New LG Arena a lot like an iPhone but has no application

By Patrick Avenell

SYDNEY: LG this morning held a media conference in Darlinghurst, East Sydney, to launch its new flagship mobile phone handset, the LG Arena. This new model looks identical to an iPhone, and many of visual features appear to be direct copies of the iconic Apple handset.

According to LG general manager, mobile communications, Nathan Dunn, the inspiration for this model was borne out of research into the consumer market; with users saying they wanted a phone that was ‘intuitive’, ‘fun’ and ‘fast’. On first inspection, the true inspiration appears only to be a trip to the local Apple store. There are, however, a number of feature improvements from the iPhone.

Run off LG’s own operating system, the Arena phone features a 3D user interface built around an onscreen cube.

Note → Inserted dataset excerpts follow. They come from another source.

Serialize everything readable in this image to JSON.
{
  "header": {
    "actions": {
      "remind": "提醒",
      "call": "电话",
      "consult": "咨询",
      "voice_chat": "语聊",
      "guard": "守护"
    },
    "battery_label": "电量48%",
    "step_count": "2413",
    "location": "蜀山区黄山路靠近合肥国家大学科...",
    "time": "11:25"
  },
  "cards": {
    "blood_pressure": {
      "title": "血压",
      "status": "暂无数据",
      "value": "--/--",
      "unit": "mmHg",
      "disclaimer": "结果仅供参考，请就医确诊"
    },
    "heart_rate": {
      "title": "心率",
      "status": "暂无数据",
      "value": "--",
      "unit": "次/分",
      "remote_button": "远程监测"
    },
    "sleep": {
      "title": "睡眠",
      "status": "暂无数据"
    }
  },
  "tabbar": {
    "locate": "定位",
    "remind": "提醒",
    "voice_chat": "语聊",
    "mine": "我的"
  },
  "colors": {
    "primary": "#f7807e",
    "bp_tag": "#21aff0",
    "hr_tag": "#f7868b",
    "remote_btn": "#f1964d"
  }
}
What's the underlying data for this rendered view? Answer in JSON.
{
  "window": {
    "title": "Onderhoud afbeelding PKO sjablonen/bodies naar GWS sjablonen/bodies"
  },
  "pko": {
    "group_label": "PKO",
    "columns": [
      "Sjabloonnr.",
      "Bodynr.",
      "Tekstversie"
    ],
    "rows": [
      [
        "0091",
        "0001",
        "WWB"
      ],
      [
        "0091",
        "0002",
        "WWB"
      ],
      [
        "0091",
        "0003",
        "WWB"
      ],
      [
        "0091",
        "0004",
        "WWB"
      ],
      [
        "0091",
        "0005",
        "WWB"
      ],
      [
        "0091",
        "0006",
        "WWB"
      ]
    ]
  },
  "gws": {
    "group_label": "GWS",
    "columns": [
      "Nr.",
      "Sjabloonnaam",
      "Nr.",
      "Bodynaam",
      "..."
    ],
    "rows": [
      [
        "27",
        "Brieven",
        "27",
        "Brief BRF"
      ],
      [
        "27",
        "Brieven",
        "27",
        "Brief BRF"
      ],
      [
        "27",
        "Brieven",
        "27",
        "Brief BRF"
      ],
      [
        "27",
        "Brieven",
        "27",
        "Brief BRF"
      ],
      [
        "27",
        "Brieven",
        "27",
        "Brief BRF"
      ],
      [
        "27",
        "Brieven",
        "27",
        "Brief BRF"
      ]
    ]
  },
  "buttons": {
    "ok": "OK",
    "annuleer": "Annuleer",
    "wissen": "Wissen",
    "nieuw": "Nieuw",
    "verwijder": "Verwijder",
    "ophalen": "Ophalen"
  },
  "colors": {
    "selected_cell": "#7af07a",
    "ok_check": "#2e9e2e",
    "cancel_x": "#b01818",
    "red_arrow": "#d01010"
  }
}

Sides of the cube include music and photos, contacts and a widget screen. The camera is five megapixels and supports video shooting up to 120 frames per second. According to the supplier, this is the first mobile handset to feature Dolby Mobile Surround Sound, and the headphone jack is a non-proprietary 3.5 millimetres.

Internet capabilities are provided through built-in WiFi, and the phone supports Google Mobile Services and is promoted as a YouTube-friendly device. To this end, the 3-inch screen can be placed sideways to watch video content in widescreen, with the accelerometer automatically detecting the phone’s position (though this can take a few seconds, which is a lifetime for the Gen Y kids).

On e of the big advantages of this model over the iPhone are its memory capabilities. It has 8 gigabytes built in, which is somewhat standard, but can be expanded to 40 gigabytes through an SD card. The advertised battery life, for music playback only, is an encouraging 30 hours.

One noticeable absence from the Arena is Applications functionality. Now the buzz of the mobile phone industry, especially with iPhone and Blackberry users, the ability to download and plug in a variety of timewasters is conspicuous only by its absence. It is understood, however, that the operating system of the phone could support apps, but that there are just none currently planned or available.

The LG Arena is currently available through Vodafone for $0 upfront on either $69 or $79 24-month contracts, or it can be purchased outright for $799. An LG spokesperson said that Telstra and Optus should follow shortly.